MSO is closed, proprietary, whatever, but it's actually a fine piece of software especially compared to OO and LO. Word, PowerPoint and Excel are so good that people end up overusing them for stuff they're not intended to. Others like OneNote or Visio are extremely useful, too. They might not be the best on each category, but together it's a very powerful suite.
Plus, MSO is multiplatoform on Windows, Mac, iOS and Android. I'm unaware of mobile versions of OO or LO.
Everyone I know, including myself, that uses OO or LO is because it's free (as in freedom for some, as in beer for others) and can read/write MSO files to an extent.
My father's been a happy Ubuntu user for years (and a fairly resentful one for a few more years --- he still misses the old GNOME user interface and loathes Unity). He mainly uses it for Gimp and LibreOffice.
When he had to switch from OpenOffice to LibreOffice he was pretty close to packing it all in and using something else; his argument was: why should he trust a package produced by an organisation that can't keep their own house in order?
That is, from the outside the schism between OpenOffice and LibreOffice is basically invisible; they're both considered to be the same thing, because they produce the same software. It's seen as an internal conflict, and it's a big reputational problem.
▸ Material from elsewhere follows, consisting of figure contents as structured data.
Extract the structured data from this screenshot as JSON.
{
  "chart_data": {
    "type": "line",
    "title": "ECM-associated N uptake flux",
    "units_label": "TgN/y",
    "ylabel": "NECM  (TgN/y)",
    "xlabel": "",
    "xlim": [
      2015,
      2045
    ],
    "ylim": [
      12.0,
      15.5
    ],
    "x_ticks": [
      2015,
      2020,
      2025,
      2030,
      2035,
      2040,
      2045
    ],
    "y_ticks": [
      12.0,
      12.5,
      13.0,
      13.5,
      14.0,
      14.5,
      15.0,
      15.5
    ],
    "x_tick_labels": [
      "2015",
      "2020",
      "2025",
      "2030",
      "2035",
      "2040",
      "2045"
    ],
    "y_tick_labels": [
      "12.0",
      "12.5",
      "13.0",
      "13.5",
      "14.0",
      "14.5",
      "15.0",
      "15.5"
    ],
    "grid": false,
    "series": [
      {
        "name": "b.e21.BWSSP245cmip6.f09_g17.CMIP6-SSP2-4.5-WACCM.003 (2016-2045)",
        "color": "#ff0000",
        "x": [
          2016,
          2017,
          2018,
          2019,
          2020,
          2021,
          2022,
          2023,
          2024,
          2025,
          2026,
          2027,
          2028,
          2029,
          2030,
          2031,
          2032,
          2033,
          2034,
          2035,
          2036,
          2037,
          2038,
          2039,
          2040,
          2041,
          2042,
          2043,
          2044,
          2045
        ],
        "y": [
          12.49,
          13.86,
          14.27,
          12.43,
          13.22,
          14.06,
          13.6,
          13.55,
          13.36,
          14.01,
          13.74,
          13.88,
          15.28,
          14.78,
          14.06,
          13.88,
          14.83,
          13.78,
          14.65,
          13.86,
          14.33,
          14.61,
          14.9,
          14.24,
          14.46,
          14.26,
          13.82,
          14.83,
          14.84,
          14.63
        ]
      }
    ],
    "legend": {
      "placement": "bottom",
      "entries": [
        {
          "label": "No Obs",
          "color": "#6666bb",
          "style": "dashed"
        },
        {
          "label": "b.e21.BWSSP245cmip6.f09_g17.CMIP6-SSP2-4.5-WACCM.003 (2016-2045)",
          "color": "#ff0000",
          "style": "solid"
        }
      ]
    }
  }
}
> and a fairly resentful one for a few more years --- he still misses the old GNOME user interface and loathes Unity
Why doesn't he use Mate? Ubuntu Mate is readily available on the Ubuntu website. Is he aware that it's a continuation of the old Gnome (Gnome 2)? And well-maintained to boot.
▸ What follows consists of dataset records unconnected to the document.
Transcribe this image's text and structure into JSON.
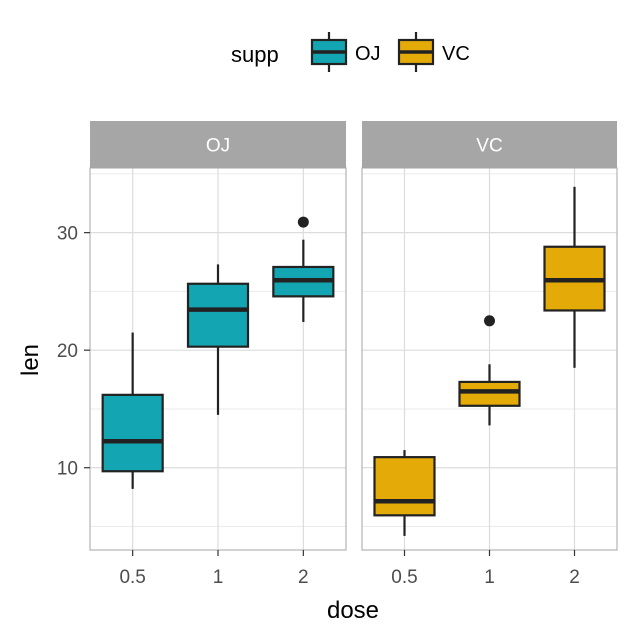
{
  "chart_data": {
    "type": "box",
    "xlabel": "dose",
    "ylabel": "len",
    "ylim": [
      3.0,
      35.5
    ],
    "yticks": [
      10,
      20,
      30
    ],
    "grid": true,
    "legend": {
      "title": "supp",
      "position": "top",
      "entries": [
        {
          "label": "OJ",
          "color": "#14a5b3"
        },
        {
          "label": "VC",
          "color": "#e3aa08"
        }
      ]
    },
    "categories": [
      "0.5",
      "1",
      "2"
    ],
    "panels": [
      {
        "strip": "OJ",
        "color": "#14a5b3",
        "boxes": [
          {
            "dose": "0.5",
            "min": 8.2,
            "q1": 9.7,
            "median": 12.25,
            "q3": 16.2,
            "max": 21.5,
            "outliers": []
          },
          {
            "dose": "1",
            "min": 14.5,
            "q1": 20.3,
            "median": 23.45,
            "q3": 25.65,
            "max": 27.3,
            "outliers": []
          },
          {
            "dose": "2",
            "min": 22.4,
            "q1": 24.58,
            "median": 25.95,
            "q3": 27.08,
            "max": 29.4,
            "outliers": [
              30.9
            ]
          }
        ]
      },
      {
        "strip": "VC",
        "color": "#e3aa08",
        "boxes": [
          {
            "dose": "0.5",
            "min": 4.2,
            "q1": 5.95,
            "median": 7.15,
            "q3": 10.9,
            "max": 11.5,
            "outliers": []
          },
          {
            "dose": "1",
            "min": 13.6,
            "q1": 15.27,
            "median": 16.5,
            "q3": 17.3,
            "max": 18.8,
            "outliers": [
              22.5
            ]
          },
          {
            "dose": "2",
            "min": 18.5,
            "q1": 23.38,
            "median": 25.95,
            "q3": 28.8,
            "max": 33.9,
            "outliers": []
          }
        ]
      }
    ]
  }
}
I've tried him on it a few times (I maintain his machine for him). It's always been too buggy, by which I mean, obvious visible UI bugs immediately after installation. Unity may be horrible, but it has much more robust QA testing.
Entertainingly, when I let him play with a bunch of different Linux desktop environments, the one he liked best was actually Haiku, which I threw in as a joke.
> It's always been too buggy, by which I mean, obvious visible UI bugs immediately after installation.
Really? I've installed Mate on ~10 computers, and have never run into UI bugs. I run Mate, my two kids run it on their computer, and I'm sometimes on that one helping them with school related stuff. Never run into UI bugs. I don't doubt that there are such bugs, but in my experience they're pretty rare (unless the project has taken a recent nosedive, always possible in open source).
I've run into some UI bugs using Mint Cinnamon, are you sure you were using Mate and not Cinnamon?
Do you remember what the bugs were? If it's something you can remember, I'll see if I can fix them so that future users don't run into them.
Another potential option is to throw Compiz in the mix after you have Mate up and running. Though that may make things more buggy than less, at least you can justify it with eye candy. :)
Yes, I wouldn't be surprised if Mate is slower than Xfce, since it's traditionally considered more featureful. Besides, even using a cheap $200 netbook, desktop environment speed is just not an issue for me as long as I use linux + any reasonably fast DE.
MATE is really a better GNOME2, some ppl don't want to believe it. There is somehow a parallel to OpenOffice and LibreOffice. Many non techy ppl don't know what forking is (for them it sounds as fornication). It adds to the confusion and we end up with a lot of users hesitating to try a better software.
I'm not sure MATE can be treated as "Gnome2 under a different name" at this point. While it started as a fork, they're doing some pretty massive refactoring, like gradually moving to Gtk3.
I'm using OpenOffice because Libreoffice for some inexplicable reason defaults to PDF for printing even though I constantly set it back to postscript. The PDF feature is broken and swallows umlauts forcing me to print everything at least twice.
Do you have bug reports about PDF printing issues, I’d like to have a look myself (I have some interest in streamlining LibreOffice text layout code and part of it would be killing PostScript printing support at some point, but if PDF printing is buggy then it has to be fixed first).